Aktenzeichen 1 CS 19.474
Leitsatz
1. Bei einer Befreiung von einer nachbarschützenden Festsetzung ist der Nachbar schon dann in seinen Rechten verletzt, wenn die Befreiung rechtswidrig ist, weil eine der Voraussetzungen des § 31 Abs. 2 BauGB nicht erfüllt ist. (Rn. 4) (redaktioneller Leitsatz)
2. Das Erfordernis der gesicherten planungsrechtlichen Erschließung, dient grundsätzlich nur den öffentlichen Interessen und hat keine nachbarschützende Funktion. (Rn. 8) (redaktioneller Leitsatz)
Verfahrensgang
M 9 SN 18.4319 2019-02-20 Bes VGMUENCHEN VG München
Tenor
I. Die Beschwerde wird zurückgewiesen.
II. Die Antragsteller tragen die Kosten des Beschwerdeverfahrens als Gesamtschuldner. Die Beigeladenen tragen ihre außergerichtlichen Kosten selbst.
III. Der Streitwert für das Beschwerdeverfahren wird auf 3.750 Euro festgesetzt.
Gründe
Die Beschwerde hat keinen Erfolg.
Die mit der Beschwerde dargelegten Gründe geben keine Veranlassung, die angegriffene Entscheidung zu ändern.
Nach der im Eilverfahren gebotenen summarischen Prüfung wird die Klage der Antragsteller gegen die den Beigeladenen erteilte Baugenehmigung für die Errichtung eines Einfamilienhauses unter Befreiung von der im Bebauungsplan Nr. * „… … …“ der Stadt S* … festgesetzten Baugrenze im Hauptsacheverfahren voraussichtlich erfolglos bleiben, sodass das Interesse der Beigeladenen am Sofortvollzug demnach das gegenläufige Interesse der Antragsteller überwiegt.
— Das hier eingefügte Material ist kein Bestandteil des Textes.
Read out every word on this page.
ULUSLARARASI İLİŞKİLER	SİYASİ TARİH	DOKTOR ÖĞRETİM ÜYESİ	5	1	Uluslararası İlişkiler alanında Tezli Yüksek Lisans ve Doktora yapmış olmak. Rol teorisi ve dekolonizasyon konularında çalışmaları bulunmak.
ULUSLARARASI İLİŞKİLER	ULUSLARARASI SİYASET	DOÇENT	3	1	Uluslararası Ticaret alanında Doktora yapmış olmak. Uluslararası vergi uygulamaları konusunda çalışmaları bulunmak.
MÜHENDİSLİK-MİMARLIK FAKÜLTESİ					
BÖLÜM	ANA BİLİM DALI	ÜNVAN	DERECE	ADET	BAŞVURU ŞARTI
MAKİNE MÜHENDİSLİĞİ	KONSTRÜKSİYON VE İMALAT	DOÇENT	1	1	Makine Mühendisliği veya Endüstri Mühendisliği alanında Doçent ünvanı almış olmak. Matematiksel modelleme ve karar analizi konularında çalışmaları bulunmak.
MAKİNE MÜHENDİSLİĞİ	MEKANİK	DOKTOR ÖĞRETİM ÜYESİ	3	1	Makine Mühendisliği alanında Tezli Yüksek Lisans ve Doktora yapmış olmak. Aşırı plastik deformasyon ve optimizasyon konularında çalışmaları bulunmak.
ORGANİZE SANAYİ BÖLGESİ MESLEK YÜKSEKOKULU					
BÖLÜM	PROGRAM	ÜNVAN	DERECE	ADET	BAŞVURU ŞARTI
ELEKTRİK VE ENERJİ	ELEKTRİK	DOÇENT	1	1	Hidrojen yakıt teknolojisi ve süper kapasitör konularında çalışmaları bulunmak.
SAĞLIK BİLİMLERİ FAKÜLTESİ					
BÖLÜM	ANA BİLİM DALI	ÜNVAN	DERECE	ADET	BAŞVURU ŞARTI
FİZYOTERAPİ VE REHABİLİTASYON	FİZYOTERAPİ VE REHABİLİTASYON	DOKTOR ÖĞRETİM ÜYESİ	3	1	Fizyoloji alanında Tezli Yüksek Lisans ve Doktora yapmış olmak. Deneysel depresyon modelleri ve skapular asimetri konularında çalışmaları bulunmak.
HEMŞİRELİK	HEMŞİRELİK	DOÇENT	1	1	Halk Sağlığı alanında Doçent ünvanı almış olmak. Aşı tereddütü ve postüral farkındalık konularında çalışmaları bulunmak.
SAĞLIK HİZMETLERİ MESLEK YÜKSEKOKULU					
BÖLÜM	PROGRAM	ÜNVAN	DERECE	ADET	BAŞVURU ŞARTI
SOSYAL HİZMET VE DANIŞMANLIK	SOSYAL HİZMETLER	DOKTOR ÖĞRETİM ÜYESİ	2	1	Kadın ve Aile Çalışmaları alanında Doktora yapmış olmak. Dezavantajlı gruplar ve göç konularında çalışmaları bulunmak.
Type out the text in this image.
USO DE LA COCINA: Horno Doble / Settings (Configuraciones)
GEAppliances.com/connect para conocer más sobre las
Die angefochtene Baugenehmigung vom 1. August 2018 verstößt, worauf es allein ankommt, nicht gegen öffentlich-rechtliche Vorschriften, die zumindest auch dem Schutz der Antragsteller zu dienen bestimmt sind (§ 113 Abs. 1 Satz 1 VwGO).
Es ist nicht ersichtlich, dass die Antragsteller aufgrund der den Beigeladenen erteilten Befreiung (§ 31 Abs. 2 BauGB) in subjektiven Rechten verletzt werden. Bei einer Befreiung von einer nachbarschützenden Festsetzung ist der Nachbar schon dann in seinen Rechten verletzt, wenn die Befreiung rechtswidrig ist, weil eine der Voraussetzungen des § 31 Abs. 2 BauGB nicht erfüllt ist (vgl. BVerwG, B.v. 27.8.2013 – 4 B 39.13 – BauR 2013, 2011). Bei einer Befreiung von einer Festsetzung, die nicht (auch) den Zweck hat, die Rechte der Nachbarn zu schützen, sondern nur dem Interesse der Allgemeinheit an einer nachhaltigen städtebaulichen Entwicklung dient, richtet sich der Nachbarschutz nach den Grundsätzen des im Tatbestandsmerkmal „unter Würdigung nachbarlicher Interessen“ enthaltenen Rücksichtnahmegebots (§ 31 Abs. 2 BauGB i.V.m. § 15 Abs. 1 Satz 2 BauNVO). Nachbarrechte werden in diesem Fall nicht schon dann verletzt, wenn die Befreiung objektiv rechtswidrig ist, sondern nur, wenn der Nachbar durch das Vorhaben infolge der zu Unrecht erteilten Befreiung unzumutbar beeinträchtigt wird (vgl. BVerwG, B.v. 8.7.1998 – 4 B 64.98 – NVwZ-RR 1999, 8). Unter Zugrundelegung dieser Maßstäbe verletzt die Befreiung mit hoher Wahrscheinlichkeit keine Rechte der Antragsteller.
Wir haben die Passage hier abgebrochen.